Why it matters: Automated Advocates have a unique advantage: they interact with enough individual users to gather both qualitative and quantitative data about their experiences. They can escalate individual concerns about a system’s function to the level of class action and demonstrate patterns (or lack thereof) where there may only have been hunches. These data, combined with a receptive systems-level partner, can help make the case for meaningful improvements at specific points in both policy and operations. For example, if an AA shows that the majority of its users experience delays at a certain point in the process of getting a particular benefit, it can advocate for better staffing or reduced overhead to ensure that the users can achieve their ultimate objective.

Questions to ask:

  • What data do you track to learn about your users’ journey through a system?
  • What external-to-you roadblocks have you already been able to uncover through this process?
  • What information can or should be shared with users, the public, and/or government agencies?
  • How will you ensure that you share any information safely and securely, in a way that does not put your individual users at risk?
  • How regularly can these audiences expect data from you?
  1. Be responsive to changes in user needs

Automated Advocates exist at the intersection of available technology, government policy, user needs, user expectations, and market conditions. As these ingredients evolve, so, too, should the approach of an Automated Advocate. AAs should model the best behaviors of the civic technology movement: start small, stay centered on user needs, iterate, and improve over time.
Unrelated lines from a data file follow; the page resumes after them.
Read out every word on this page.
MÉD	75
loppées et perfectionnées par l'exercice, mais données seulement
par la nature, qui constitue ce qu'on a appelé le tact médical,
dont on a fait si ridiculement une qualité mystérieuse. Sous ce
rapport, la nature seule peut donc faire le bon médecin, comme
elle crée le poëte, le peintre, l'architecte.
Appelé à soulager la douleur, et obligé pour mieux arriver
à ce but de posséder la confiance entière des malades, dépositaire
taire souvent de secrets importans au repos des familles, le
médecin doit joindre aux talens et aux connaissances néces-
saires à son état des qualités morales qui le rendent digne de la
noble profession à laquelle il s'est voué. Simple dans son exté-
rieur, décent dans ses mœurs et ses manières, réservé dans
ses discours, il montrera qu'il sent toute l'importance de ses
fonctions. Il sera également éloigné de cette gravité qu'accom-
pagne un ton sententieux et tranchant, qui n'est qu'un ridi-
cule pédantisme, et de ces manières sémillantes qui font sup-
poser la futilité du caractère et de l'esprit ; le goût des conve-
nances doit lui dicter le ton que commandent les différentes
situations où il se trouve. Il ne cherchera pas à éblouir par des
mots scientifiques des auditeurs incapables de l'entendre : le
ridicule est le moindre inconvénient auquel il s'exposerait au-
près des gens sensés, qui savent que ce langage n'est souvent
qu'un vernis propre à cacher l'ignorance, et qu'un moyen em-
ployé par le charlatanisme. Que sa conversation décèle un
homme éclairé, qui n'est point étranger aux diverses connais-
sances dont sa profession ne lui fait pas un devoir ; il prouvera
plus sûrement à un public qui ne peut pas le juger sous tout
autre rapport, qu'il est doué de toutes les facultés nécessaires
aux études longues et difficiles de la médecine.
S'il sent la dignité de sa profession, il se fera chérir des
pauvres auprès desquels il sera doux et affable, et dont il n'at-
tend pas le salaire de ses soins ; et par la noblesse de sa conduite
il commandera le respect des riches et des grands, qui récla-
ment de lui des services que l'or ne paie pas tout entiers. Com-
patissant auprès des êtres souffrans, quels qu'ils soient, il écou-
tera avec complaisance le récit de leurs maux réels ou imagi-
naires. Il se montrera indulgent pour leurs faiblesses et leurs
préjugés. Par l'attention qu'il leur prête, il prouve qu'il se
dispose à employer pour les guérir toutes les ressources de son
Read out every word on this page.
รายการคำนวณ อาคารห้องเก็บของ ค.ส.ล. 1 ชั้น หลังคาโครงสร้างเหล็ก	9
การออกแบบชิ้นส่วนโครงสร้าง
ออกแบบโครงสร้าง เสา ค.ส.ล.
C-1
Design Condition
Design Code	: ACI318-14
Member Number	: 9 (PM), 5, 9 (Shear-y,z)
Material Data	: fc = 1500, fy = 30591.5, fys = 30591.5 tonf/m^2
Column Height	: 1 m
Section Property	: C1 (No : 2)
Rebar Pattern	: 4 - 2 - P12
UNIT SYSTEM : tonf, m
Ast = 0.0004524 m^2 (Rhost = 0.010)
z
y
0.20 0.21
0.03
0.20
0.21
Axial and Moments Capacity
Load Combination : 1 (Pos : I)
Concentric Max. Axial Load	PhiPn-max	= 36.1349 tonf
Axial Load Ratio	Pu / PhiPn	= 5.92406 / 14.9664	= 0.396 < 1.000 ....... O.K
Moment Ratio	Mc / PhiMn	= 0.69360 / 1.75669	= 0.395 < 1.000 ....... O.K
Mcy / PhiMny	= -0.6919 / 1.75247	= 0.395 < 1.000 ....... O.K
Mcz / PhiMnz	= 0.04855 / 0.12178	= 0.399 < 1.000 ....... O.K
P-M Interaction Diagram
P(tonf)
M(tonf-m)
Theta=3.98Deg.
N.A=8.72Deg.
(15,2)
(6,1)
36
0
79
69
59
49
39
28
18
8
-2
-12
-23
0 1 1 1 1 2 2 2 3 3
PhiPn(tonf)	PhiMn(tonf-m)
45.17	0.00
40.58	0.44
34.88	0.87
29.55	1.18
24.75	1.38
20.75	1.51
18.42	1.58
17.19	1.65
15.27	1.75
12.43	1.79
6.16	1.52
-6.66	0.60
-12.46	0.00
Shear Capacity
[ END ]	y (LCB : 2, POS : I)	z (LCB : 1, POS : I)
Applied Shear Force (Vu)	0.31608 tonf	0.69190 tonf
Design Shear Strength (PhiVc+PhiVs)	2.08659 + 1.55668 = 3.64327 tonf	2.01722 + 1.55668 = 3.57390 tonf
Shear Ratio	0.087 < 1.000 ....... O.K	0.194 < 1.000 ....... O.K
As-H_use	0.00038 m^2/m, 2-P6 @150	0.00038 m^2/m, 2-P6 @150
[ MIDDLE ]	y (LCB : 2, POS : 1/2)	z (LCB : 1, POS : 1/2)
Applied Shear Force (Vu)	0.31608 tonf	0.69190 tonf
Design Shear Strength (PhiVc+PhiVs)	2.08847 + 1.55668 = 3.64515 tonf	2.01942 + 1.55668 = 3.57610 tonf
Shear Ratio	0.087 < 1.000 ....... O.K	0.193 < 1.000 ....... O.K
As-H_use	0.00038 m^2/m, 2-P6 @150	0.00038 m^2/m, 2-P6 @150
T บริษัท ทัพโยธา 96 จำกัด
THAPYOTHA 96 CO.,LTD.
Why it matters: Automated Advocates should use the best available technologies to meet users where they are at, and users’ needs and abilities change over time. Successful Automated Advocates will continue to grow alongside their users.

Questions to ask:

  • How will you evolve your Automated Advocate over time in response to specific user needs?
  • Give an example of a learning you had about your users, your technology, or your policy landscape and how it led to a change in your tool.
  • What are some user needs you are not currently satisfying but may try to address in the future?
  • How do you plan to improve and iterate over time?
  • Answer these questions from the Good Service Scale about your Automated Advocate:
    • What is your service failing to do for users?
    • What does good look like for your service?
    • What’s stopping your service doing this now?
    • What could you do to change it?